HL7®は医療情報のデータ構造を定義した標準規格として、1987年にテキスト形式のHL7®V2を発表して以降、1996年にXML形式のHL7®V3、それを文書表現に応用したHL7®CDA®を2005年に発表した。HL7®V3は医療情報の完全なモデリング化を目指し、RIMを考案したが、その構造は複雑化し実装上も難易度が高くなった。一方、米ONCは米国民に対して気軽に自身の健康情報にアクセスできる環境を目指し、実装や普及がしやすい仕組みを模索していた。CDA®は広く普及していたが、実装上は求めている形ではなく、新たな考え方が必要であった。そこで着目したのがWeb通信であり、ROA/RESTfulサービスの応用である。このResourceの考え方から生まれたのがFHIR®であり、2012年より検討がスタートした。
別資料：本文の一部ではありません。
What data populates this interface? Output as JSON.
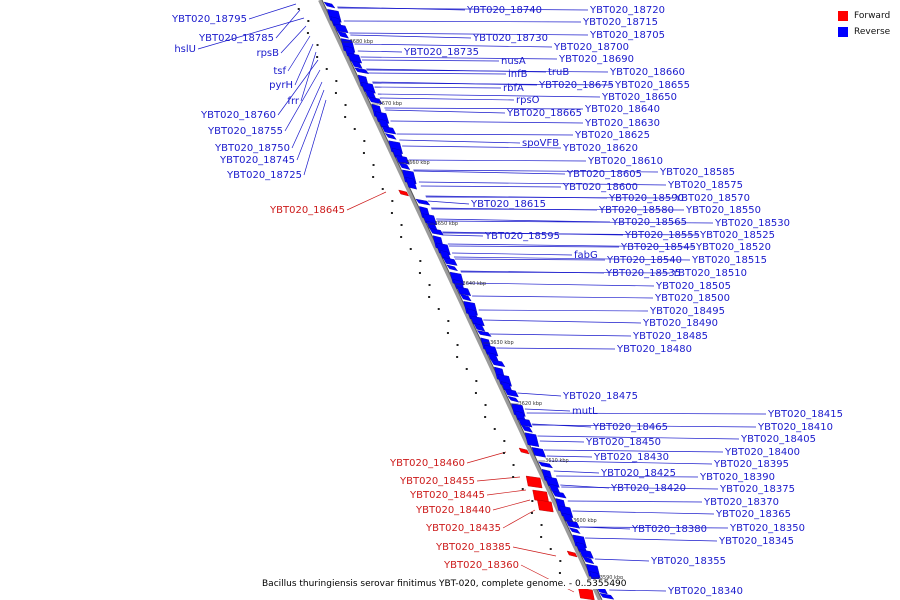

FHIR®の基本コンセプトはその先頭にある ”Fast” で表される、設計、実装の高速化である。このため、世界的に一般化した技術であるRESTを通信ベースとし、さらにOOMを応用したアジャイル開発を可能とすべく、開発者に実装ライブラリや各種ツールをオープンソースで提供する、というスタイルを取った。さらに後方互換性を意識して、4つのParadigm概念を用意し、V2、V3、CDA®のデータ構造を模してResourceで表現できるようにした。

このResourceは、医療情報の要素をオブジェクト表現したものであり、例えばPatient Resourceには、IDや氏名、生年月日等の属性定義がされている。標準的なResource定義に対して、個別の制約条件を定義することができるProfileと、追加したい要件項目を拡張できるExtension、さらにResourceを組み合わせて一つの情報単位を表現するBundleという仕組みを設けて、ユースケースに対応した情報構造を表現する。

FHIR®はこれまでと同様にResource定義がその真髄であるが、この定義は未だ不安定である。実装しやすい分、個別に要件を決めてしまい、それぞれの情報を共有する際に初めてInteroperabilityの不在に気付くことになりかねない。FHIR®を扱う上ではこれらPros/Consを理解した上で、どう秩序だって使っていくか、を意識することが重要である。